Here is a project overview video:
Situated interaction: project overview
Here are a couple of videos illustrating multiparty engagement and interaction in the receptionist and trivia game domains:
Receptionist multiparty engagement: illustrates reasoning about engagement and interleaved conversations in the Receptionist domain. Notice the inferences about engagement state, actions, intentions, as well as high level goals and activities. The red dot shows the system's gaze direction.
Questions game multiparty engagement: illustrates how a situated conversational agent can initiate engagement with bystanders to solicit help and attract them into playing a multiparticipant questions game. Notice the inferences about engagement state, actions, intentions, as well as high level goals and activities. The red dot shows the system's gaze direction.

Here is a set of videos illustrating the initial Receptionist prototype:
Basic interaction: illustrates a basic single-participant interaction with the system. Notice the various layers of scene analysis (system tracks user's face and pose, infers information about clothing, affiliation, task goals, etc.) and the natural engagement model (system engages as the user approaches)
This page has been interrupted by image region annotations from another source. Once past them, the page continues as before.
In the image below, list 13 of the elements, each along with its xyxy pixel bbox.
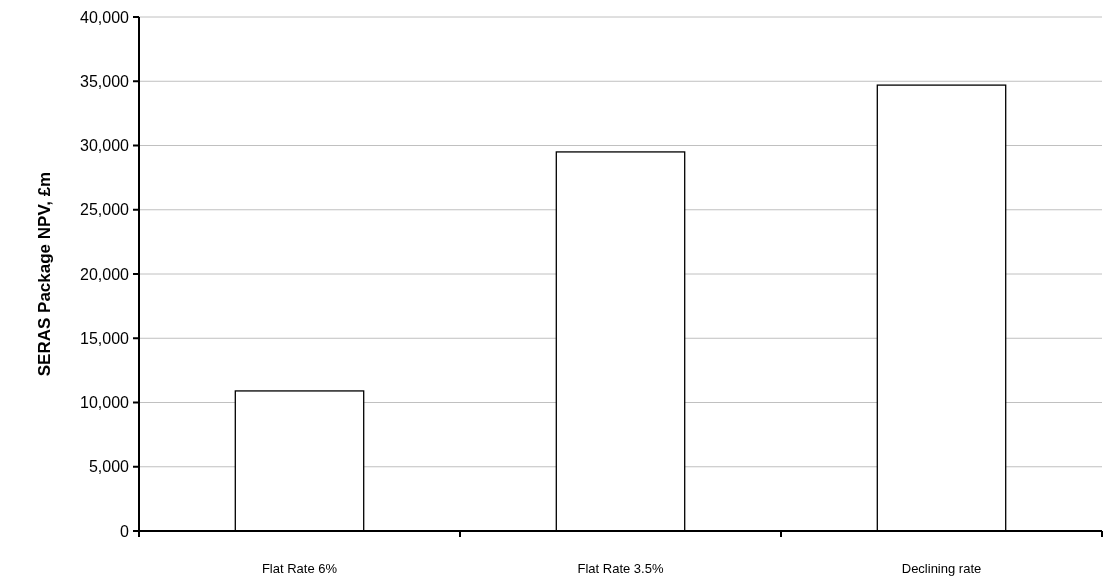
x-tick-label: Flat Rate 6% bbox=[261, 561, 338, 576]
y-axis-title: SERAS Package NPV, £m bbox=[35, 171, 54, 377]
y-tick-label: 5,000 bbox=[88, 458, 130, 476]
y-tick-label: 25,000 bbox=[80, 201, 130, 219]
y-tick-label: 10,000 bbox=[80, 394, 130, 412]
y-tick-label: 35,000 bbox=[80, 72, 130, 90]
y-tick-label: 0 bbox=[120, 522, 130, 540]
x-tick-label: Declining rate bbox=[901, 561, 982, 576]
x-tick-label: Flat Rate 3.5% bbox=[577, 561, 664, 576]
y-tick-label: 20,000 bbox=[80, 265, 130, 283]
y-tick-label: 40,000 bbox=[80, 8, 130, 26]
y-tick-label: 30,000 bbox=[80, 137, 130, 155]
y-tick-label: 15,000 bbox=[80, 329, 130, 347]
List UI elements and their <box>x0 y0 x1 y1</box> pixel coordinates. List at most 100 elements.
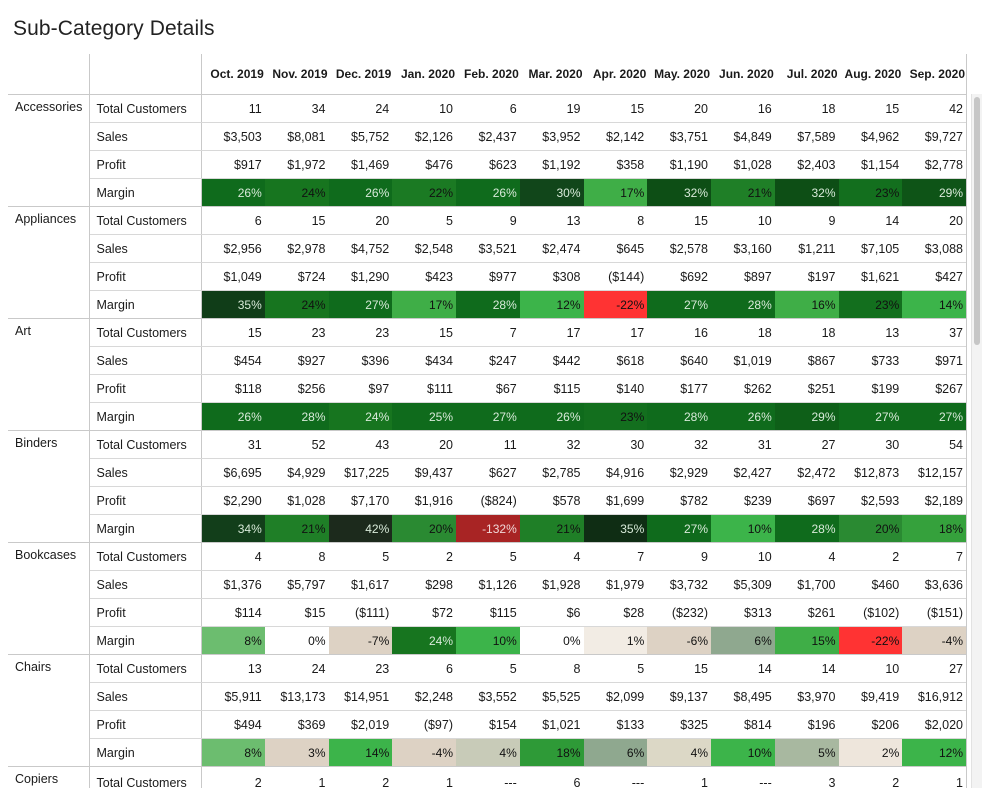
margin-cell[interactable]: 23% <box>838 290 903 319</box>
margin-cell[interactable]: 17% <box>583 178 648 207</box>
value-cell[interactable]: $1,376 <box>201 570 265 599</box>
value-cell[interactable]: $2,403 <box>774 150 839 179</box>
value-cell[interactable]: $16,912 <box>902 682 966 711</box>
value-cell[interactable]: $3,503 <box>201 122 265 151</box>
month-header[interactable]: May. 2020 <box>647 54 711 95</box>
value-cell[interactable]: $2,956 <box>201 234 265 263</box>
margin-cell[interactable]: 12% <box>902 738 966 767</box>
month-header[interactable]: Aug. 2020 <box>838 54 903 95</box>
value-cell[interactable]: $2,778 <box>902 150 966 179</box>
margin-cell[interactable]: 23% <box>583 402 648 431</box>
value-cell[interactable]: $1,617 <box>328 570 393 599</box>
measure-label[interactable]: Total Customers <box>89 94 202 123</box>
value-cell[interactable]: $1,972 <box>264 150 329 179</box>
measure-label[interactable]: Profit <box>89 598 202 627</box>
value-cell[interactable]: $8,495 <box>711 682 775 711</box>
value-cell[interactable]: --- <box>583 766 648 788</box>
value-cell[interactable]: $256 <box>264 374 329 403</box>
value-cell[interactable]: 8 <box>264 542 329 571</box>
value-cell[interactable]: $645 <box>583 234 648 263</box>
value-cell[interactable]: $3,088 <box>902 234 966 263</box>
measure-label[interactable]: Sales <box>89 234 202 263</box>
value-cell[interactable]: $2,142 <box>583 122 648 151</box>
value-cell[interactable]: 15 <box>264 206 329 235</box>
value-cell[interactable]: $262 <box>711 374 775 403</box>
value-cell[interactable]: $917 <box>201 150 265 179</box>
category-label[interactable]: Bookcases <box>8 542 90 655</box>
month-header[interactable]: Mar. 2020 <box>519 54 584 95</box>
value-cell[interactable]: 2 <box>328 766 393 788</box>
value-cell[interactable]: $640 <box>647 346 711 375</box>
value-cell[interactable]: 15 <box>647 654 711 683</box>
value-cell[interactable]: 1 <box>902 766 966 788</box>
value-cell[interactable]: $261 <box>774 598 839 627</box>
measure-label[interactable]: Total Customers <box>89 542 202 571</box>
value-cell[interactable]: $12,157 <box>902 458 966 487</box>
margin-cell[interactable]: -7% <box>328 626 393 655</box>
value-cell[interactable]: 18 <box>774 318 839 347</box>
value-cell[interactable]: 15 <box>647 206 711 235</box>
measure-label[interactable]: Sales <box>89 346 202 375</box>
value-cell[interactable]: $460 <box>838 570 903 599</box>
value-cell[interactable]: 52 <box>264 430 329 459</box>
value-cell[interactable]: 54 <box>902 430 966 459</box>
margin-cell[interactable]: 18% <box>519 738 584 767</box>
value-cell[interactable]: $3,521 <box>456 234 520 263</box>
category-label[interactable]: Copiers <box>8 766 90 788</box>
value-cell[interactable]: 24 <box>328 94 393 123</box>
value-cell[interactable]: 42 <box>902 94 966 123</box>
value-cell[interactable]: 34 <box>264 94 329 123</box>
value-cell[interactable]: $5,525 <box>519 682 584 711</box>
value-cell[interactable]: $782 <box>647 486 711 515</box>
value-cell[interactable]: 24 <box>264 654 329 683</box>
value-cell[interactable]: $133 <box>583 710 648 739</box>
measure-label[interactable]: Sales <box>89 682 202 711</box>
value-cell[interactable]: $1,126 <box>456 570 520 599</box>
value-cell[interactable]: 16 <box>647 318 711 347</box>
margin-cell[interactable]: 24% <box>392 626 456 655</box>
measure-label[interactable]: Total Customers <box>89 766 202 788</box>
value-cell[interactable]: $623 <box>456 150 520 179</box>
value-cell[interactable]: $1,621 <box>838 262 903 291</box>
value-cell[interactable]: $251 <box>774 374 839 403</box>
value-cell[interactable]: 13 <box>201 654 265 683</box>
value-cell[interactable]: $9,727 <box>902 122 966 151</box>
value-cell[interactable]: $1,021 <box>519 710 584 739</box>
value-cell[interactable]: $697 <box>774 486 839 515</box>
margin-cell[interactable]: 0% <box>519 626 584 655</box>
margin-cell[interactable]: 20% <box>838 514 903 543</box>
value-cell[interactable]: $308 <box>519 262 584 291</box>
value-cell[interactable]: 10 <box>838 654 903 683</box>
value-cell[interactable]: $867 <box>774 346 839 375</box>
value-cell[interactable]: ($102) <box>838 598 903 627</box>
value-cell[interactable]: $14,951 <box>328 682 393 711</box>
margin-cell[interactable]: 27% <box>647 514 711 543</box>
value-cell[interactable]: $2,248 <box>392 682 456 711</box>
value-cell[interactable]: $1,019 <box>711 346 775 375</box>
margin-cell[interactable]: 28% <box>774 514 839 543</box>
value-cell[interactable]: $2,437 <box>456 122 520 151</box>
value-cell[interactable]: 15 <box>201 318 265 347</box>
value-cell[interactable]: $4,962 <box>838 122 903 151</box>
value-cell[interactable]: $396 <box>328 346 393 375</box>
value-cell[interactable]: $2,978 <box>264 234 329 263</box>
value-cell[interactable]: $3,160 <box>711 234 775 263</box>
value-cell[interactable]: $298 <box>392 570 456 599</box>
value-cell[interactable]: $114 <box>201 598 265 627</box>
value-cell[interactable]: 18 <box>774 94 839 123</box>
margin-cell[interactable]: 14% <box>328 738 393 767</box>
value-cell[interactable]: ($97) <box>392 710 456 739</box>
value-cell[interactable]: $9,437 <box>392 458 456 487</box>
value-cell[interactable]: $3,636 <box>902 570 966 599</box>
value-cell[interactable]: $3,952 <box>519 122 584 151</box>
margin-cell[interactable]: 28% <box>647 402 711 431</box>
value-cell[interactable]: 15 <box>392 318 456 347</box>
month-header[interactable]: Jan. 2020 <box>392 54 456 95</box>
margin-cell[interactable]: -4% <box>902 626 966 655</box>
measure-label[interactable]: Margin <box>89 290 202 319</box>
measure-label[interactable]: Sales <box>89 122 202 151</box>
value-cell[interactable]: 1 <box>392 766 456 788</box>
value-cell[interactable]: $3,751 <box>647 122 711 151</box>
value-cell[interactable]: 7 <box>456 318 520 347</box>
margin-cell[interactable]: 27% <box>838 402 903 431</box>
Scene inferences and grounding: systems infers user goals from scene analysis (user is dressed formally, hence most likely external, hence probably wants registration), but grounds this information through dialog. Notice also the grounding of the building number.
Attention modeling and engagement: systems monitors the user's attention (using information from the face detector and pose tracker) and engages the user accordingly.
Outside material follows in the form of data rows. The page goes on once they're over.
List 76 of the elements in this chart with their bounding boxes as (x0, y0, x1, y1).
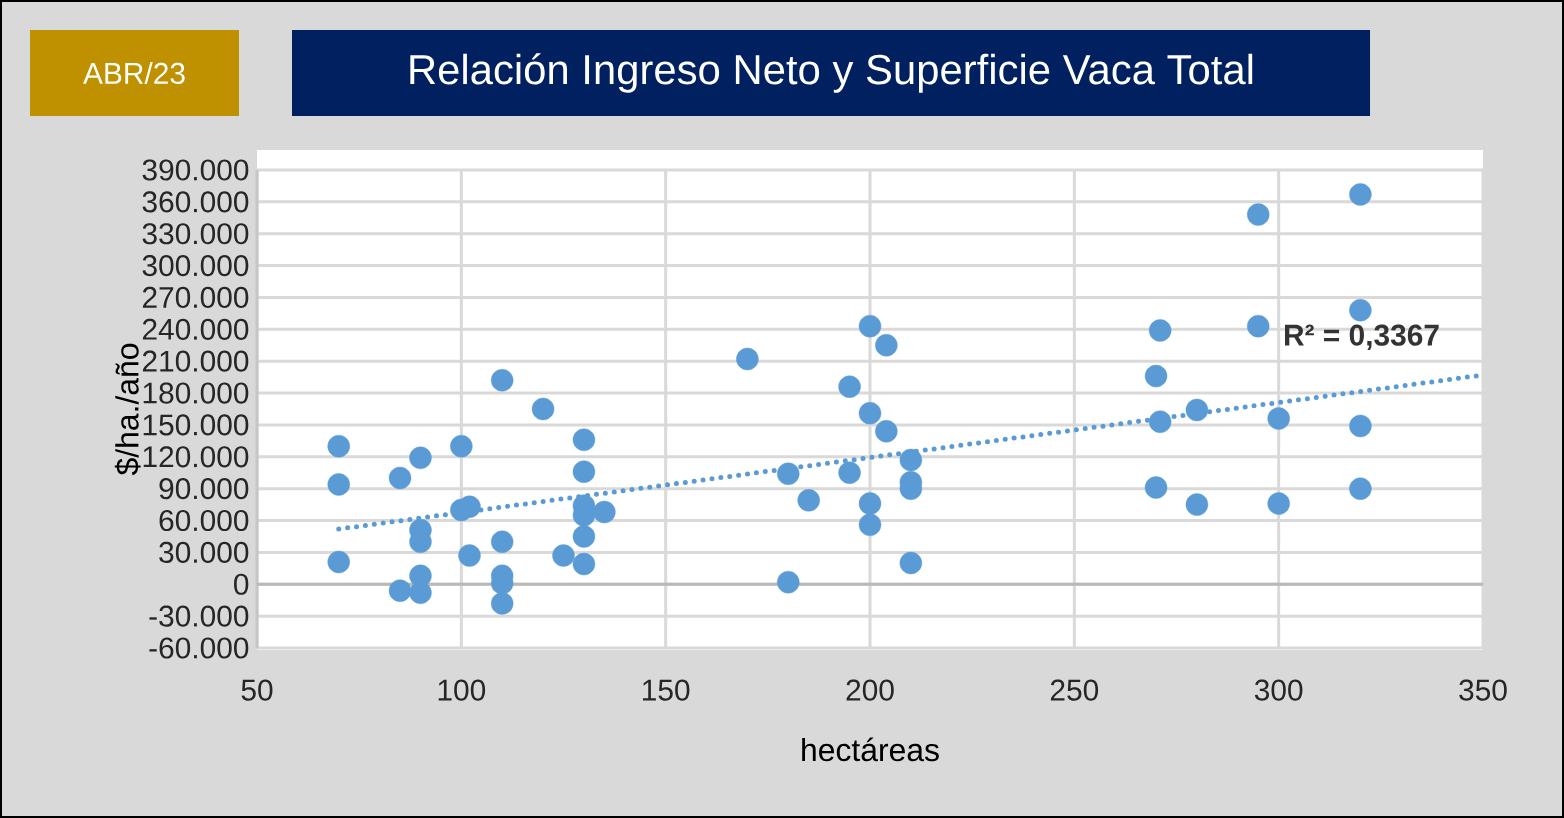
y-tick-label: 30.000 (159, 541, 249, 563)
y-tick-label: 60.000 (159, 509, 249, 532)
point (388, 466, 412, 490)
point (1144, 476, 1168, 499)
point (552, 544, 575, 567)
point (777, 462, 800, 485)
y-tick-label: 300.000 (142, 255, 249, 277)
point (572, 428, 596, 451)
point (1349, 477, 1372, 500)
x-tick-label: 50 (241, 679, 273, 701)
point (531, 397, 555, 421)
y-tick-label: 90.000 (159, 478, 249, 500)
y-tick-label: 120.000 (143, 446, 249, 468)
y-tick-label: 150.000 (143, 414, 249, 436)
y-tick-label: 180.000 (143, 382, 249, 404)
point (388, 579, 412, 602)
point (858, 314, 882, 338)
point (409, 581, 432, 604)
y-tick-label: 330.000 (142, 223, 249, 245)
point (777, 570, 800, 594)
point (1267, 492, 1290, 515)
chart-title: Relación Ingreso Neto y Superficie Vaca Total (410, 53, 1253, 93)
point (593, 500, 616, 524)
point (491, 369, 514, 392)
point (327, 473, 350, 496)
point (838, 375, 861, 398)
point (858, 492, 882, 515)
point (1144, 364, 1168, 388)
x-tick-label: 200 (846, 679, 894, 701)
y-tick-label: 270.000 (142, 286, 249, 309)
point (858, 402, 882, 425)
chart-subtitle: ABR/23 (83, 62, 185, 84)
y-tick-label: -30.000 (149, 605, 249, 627)
point (736, 347, 759, 371)
x-tick-label: 350 (1459, 679, 1507, 701)
point (838, 461, 861, 484)
point (858, 513, 882, 536)
x-tick-label: 300 (1254, 679, 1303, 701)
point (875, 420, 898, 443)
point (899, 448, 923, 472)
point (1247, 314, 1270, 338)
point (327, 434, 350, 458)
point (1267, 407, 1290, 430)
point (1247, 203, 1270, 226)
point (572, 525, 596, 548)
x-axis-title: hectáreas (802, 737, 939, 762)
annotation: R² = 0,3367 (1285, 324, 1439, 351)
point (458, 495, 481, 518)
point (797, 489, 820, 512)
point (1148, 319, 1172, 342)
point (1148, 410, 1172, 433)
y-tick-label: 210.000 (142, 350, 249, 372)
point (327, 550, 350, 574)
point (458, 544, 481, 567)
y-tick-label: 360.000 (142, 191, 249, 213)
y-tick-label: -60.000 (149, 637, 249, 659)
point (409, 446, 432, 470)
x-tick-label: 100 (438, 679, 486, 701)
x-tick-label: 250 (1050, 679, 1099, 701)
y-axis-title: $/ha./año (114, 343, 141, 476)
point (1349, 299, 1372, 322)
point (491, 592, 514, 615)
point (1185, 398, 1209, 422)
point (572, 460, 596, 483)
y-tick-label: 240.000 (142, 318, 249, 340)
point (899, 551, 923, 575)
point (1349, 414, 1372, 438)
y-tick-label: 0 (234, 573, 249, 595)
point (875, 334, 898, 357)
point (450, 434, 473, 458)
point (491, 530, 514, 553)
point (1349, 183, 1372, 206)
y-tick-label: 390.000 (142, 159, 249, 181)
point (572, 552, 596, 576)
x-tick-label: 150 (643, 679, 690, 701)
point (1185, 493, 1209, 516)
Handling people waiting in line: system monitors multiple users in the scene and acknowledges the presence of a waiting user with a quick glance (red dot shows system's gaze) and by engaging them temporarily towards the end of the conversation
Re-engagement: same as above, only that when system turns back the initial user is no longer paying attention. Knowing that a person is waiting in line, the system draws the user's attention and re-engages by saying "Excuse me!"
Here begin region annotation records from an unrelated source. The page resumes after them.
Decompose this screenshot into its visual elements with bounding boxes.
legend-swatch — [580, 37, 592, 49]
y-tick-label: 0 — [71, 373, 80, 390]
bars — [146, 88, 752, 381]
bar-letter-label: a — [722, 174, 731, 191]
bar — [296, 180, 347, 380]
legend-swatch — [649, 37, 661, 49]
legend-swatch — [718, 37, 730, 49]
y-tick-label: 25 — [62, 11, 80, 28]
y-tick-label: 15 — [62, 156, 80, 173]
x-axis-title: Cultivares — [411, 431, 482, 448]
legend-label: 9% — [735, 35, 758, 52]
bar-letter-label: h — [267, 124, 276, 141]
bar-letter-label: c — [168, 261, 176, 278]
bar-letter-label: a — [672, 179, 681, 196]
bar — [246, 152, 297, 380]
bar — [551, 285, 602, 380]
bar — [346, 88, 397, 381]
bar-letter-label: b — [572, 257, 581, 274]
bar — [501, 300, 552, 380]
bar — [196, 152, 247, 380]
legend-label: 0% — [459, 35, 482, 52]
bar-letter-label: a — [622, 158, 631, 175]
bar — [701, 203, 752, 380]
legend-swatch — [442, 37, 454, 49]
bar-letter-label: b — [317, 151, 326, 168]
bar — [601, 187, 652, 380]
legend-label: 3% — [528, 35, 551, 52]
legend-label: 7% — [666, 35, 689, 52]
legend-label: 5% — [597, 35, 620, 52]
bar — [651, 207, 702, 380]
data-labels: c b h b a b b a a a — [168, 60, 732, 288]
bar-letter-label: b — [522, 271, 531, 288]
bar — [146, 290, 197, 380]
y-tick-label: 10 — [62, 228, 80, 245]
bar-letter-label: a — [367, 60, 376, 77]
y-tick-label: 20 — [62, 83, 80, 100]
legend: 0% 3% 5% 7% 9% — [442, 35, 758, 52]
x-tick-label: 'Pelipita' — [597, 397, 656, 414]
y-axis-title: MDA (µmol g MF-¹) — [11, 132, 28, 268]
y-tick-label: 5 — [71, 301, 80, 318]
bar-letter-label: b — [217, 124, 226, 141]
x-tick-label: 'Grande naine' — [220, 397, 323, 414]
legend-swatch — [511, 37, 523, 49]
Multi-participant dialog: system infers from the scene (and confirms through dialog) that the two participants are in a group together. System then carries on a multi-participant conversation. Notice the gaze model (red dot) that is information by who is the speaking participant and also certain elements in the discourse structure.
Multi-participant dialog with side conversation: similar to the previous interaction; at the end the users engage in a side conversation. The system understands that the utterances are not addressed to it and, after a while, interrupts the two users to convey the shuttle information. Notice also the touch-screen interaction that is used as a fallback for cases when speech recognition fails.
Multi-participant dialog with a third person waiting: that also illustrates how the system handles a waiting participant while interacting with a group of two users.